Tuesday, 12 January 2016: 11:15 AM
Room 346/347 ( New Orleans Ernest N. Morial Convention Center)
The second Wind Forecast Improvement Project (WFIP2) is a DOE and NOAA funded public-private partnership whose goal is to improve NWP model forecast skill for turbine-height winds in regions with complex terrain. WFIP2 partners include DOE National Laboratories (PNNL, ANL, NREL, LLNL), NOAA Laboratories (ESRL, ARL), Vaisala Inc., NCAR, the University of Notre Dame, University of Colorado, Sharply Focused, Lockheed Martin LLC, and the Bonneville Power Administration. A core element of WFIP2 is an 18 month field deployment located in the Pacific Northwest, focusing on the Columbia River Gorge and Columbia Basin in eastern Oregon and Washington states, with instrument deployment occurring in the summer and autumn of 2015. The approach taken is to collect an extensive set of new meteorological observations, especially within the atmospheric boundary layer, use these to observe and understand relevant atmospheric processes, develop and test new model physical parameterization schemes, and ultimately transfer these improved models to NOAA/NWS operations and to the wider meteorological and wind energy communities.

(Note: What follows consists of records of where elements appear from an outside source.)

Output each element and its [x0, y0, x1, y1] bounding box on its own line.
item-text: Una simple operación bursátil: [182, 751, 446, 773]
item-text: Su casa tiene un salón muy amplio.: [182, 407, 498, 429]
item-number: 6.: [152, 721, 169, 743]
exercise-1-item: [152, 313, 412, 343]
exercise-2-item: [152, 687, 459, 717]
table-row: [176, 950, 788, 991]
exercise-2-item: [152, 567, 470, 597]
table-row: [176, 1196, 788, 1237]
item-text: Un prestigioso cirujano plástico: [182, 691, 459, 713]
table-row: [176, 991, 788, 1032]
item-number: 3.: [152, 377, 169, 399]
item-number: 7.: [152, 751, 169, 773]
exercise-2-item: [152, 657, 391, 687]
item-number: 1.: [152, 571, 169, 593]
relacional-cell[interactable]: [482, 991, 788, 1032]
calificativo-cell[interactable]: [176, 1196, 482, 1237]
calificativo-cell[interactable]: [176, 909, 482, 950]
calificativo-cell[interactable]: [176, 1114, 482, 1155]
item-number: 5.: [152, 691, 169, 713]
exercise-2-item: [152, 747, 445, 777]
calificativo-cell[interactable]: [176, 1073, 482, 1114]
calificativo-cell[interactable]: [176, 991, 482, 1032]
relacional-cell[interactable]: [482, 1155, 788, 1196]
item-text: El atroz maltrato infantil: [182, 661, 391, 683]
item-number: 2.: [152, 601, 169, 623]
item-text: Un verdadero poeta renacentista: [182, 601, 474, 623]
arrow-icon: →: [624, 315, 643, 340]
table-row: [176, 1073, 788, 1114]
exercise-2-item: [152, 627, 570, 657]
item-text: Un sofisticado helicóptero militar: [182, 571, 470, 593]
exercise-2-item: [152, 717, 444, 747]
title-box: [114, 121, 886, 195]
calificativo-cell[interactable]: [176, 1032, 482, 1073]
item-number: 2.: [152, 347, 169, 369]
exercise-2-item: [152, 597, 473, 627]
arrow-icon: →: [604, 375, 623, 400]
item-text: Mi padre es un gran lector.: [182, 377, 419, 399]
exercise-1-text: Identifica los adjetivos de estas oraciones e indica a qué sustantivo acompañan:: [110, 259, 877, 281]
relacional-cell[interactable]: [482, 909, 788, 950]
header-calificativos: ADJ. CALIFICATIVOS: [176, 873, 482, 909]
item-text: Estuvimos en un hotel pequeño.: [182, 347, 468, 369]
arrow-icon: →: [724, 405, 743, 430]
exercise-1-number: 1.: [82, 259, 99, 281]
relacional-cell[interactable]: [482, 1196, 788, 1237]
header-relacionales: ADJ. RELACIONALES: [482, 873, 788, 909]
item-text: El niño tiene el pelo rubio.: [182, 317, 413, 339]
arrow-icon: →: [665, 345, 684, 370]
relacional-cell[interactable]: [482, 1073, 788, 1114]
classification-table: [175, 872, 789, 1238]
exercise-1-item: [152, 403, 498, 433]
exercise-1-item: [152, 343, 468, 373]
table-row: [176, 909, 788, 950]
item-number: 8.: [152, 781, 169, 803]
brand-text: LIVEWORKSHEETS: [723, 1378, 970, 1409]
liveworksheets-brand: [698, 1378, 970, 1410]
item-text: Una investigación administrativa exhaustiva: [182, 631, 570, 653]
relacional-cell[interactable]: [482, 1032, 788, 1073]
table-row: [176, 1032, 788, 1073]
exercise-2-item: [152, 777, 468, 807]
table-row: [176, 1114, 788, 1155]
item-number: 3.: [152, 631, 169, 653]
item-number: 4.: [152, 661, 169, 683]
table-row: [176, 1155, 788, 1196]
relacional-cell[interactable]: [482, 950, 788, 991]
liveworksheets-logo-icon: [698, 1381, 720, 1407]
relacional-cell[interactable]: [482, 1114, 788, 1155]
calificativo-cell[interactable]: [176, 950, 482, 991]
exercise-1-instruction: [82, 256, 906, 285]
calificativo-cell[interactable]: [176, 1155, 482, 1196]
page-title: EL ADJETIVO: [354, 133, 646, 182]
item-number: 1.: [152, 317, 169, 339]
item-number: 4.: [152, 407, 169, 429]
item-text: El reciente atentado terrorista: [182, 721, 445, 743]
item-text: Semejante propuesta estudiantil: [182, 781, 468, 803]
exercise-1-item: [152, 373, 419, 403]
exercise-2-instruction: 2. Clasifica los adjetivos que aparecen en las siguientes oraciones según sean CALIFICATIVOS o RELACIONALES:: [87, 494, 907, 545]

Observing systems that will be deployed for WFIP2 include: • 11 wind profiling radars • 17 sodars • 5 wind profiling lidars • 4 scanning lidars, including a long-range Wind Tracer lidar • 4 microwave radiometers • 10 microbarographs • ceilometer • 28 sonic anemometers • Surface met and solar radiation networks Numerical models that are being used for WFIP2 are WRF-based models including the NOAA RAP (Rapid Refresh) and High Resolution Rapid Refresh (HRRR), as well as the NAM and GFS. Science issues that are being addressed include gap flow, mountain waves, mountain wakes, convective storm outflows, the mix-out of stable cold pools, and boundary layer turbulence profiling. An overview of WFIP2 will be given with an emphasis on the suite of instrumentation deployed and their observational capabilities. Several case studies of interesting meteorological events from the first several months of the field program will be presented, including comparisons with model forecasts.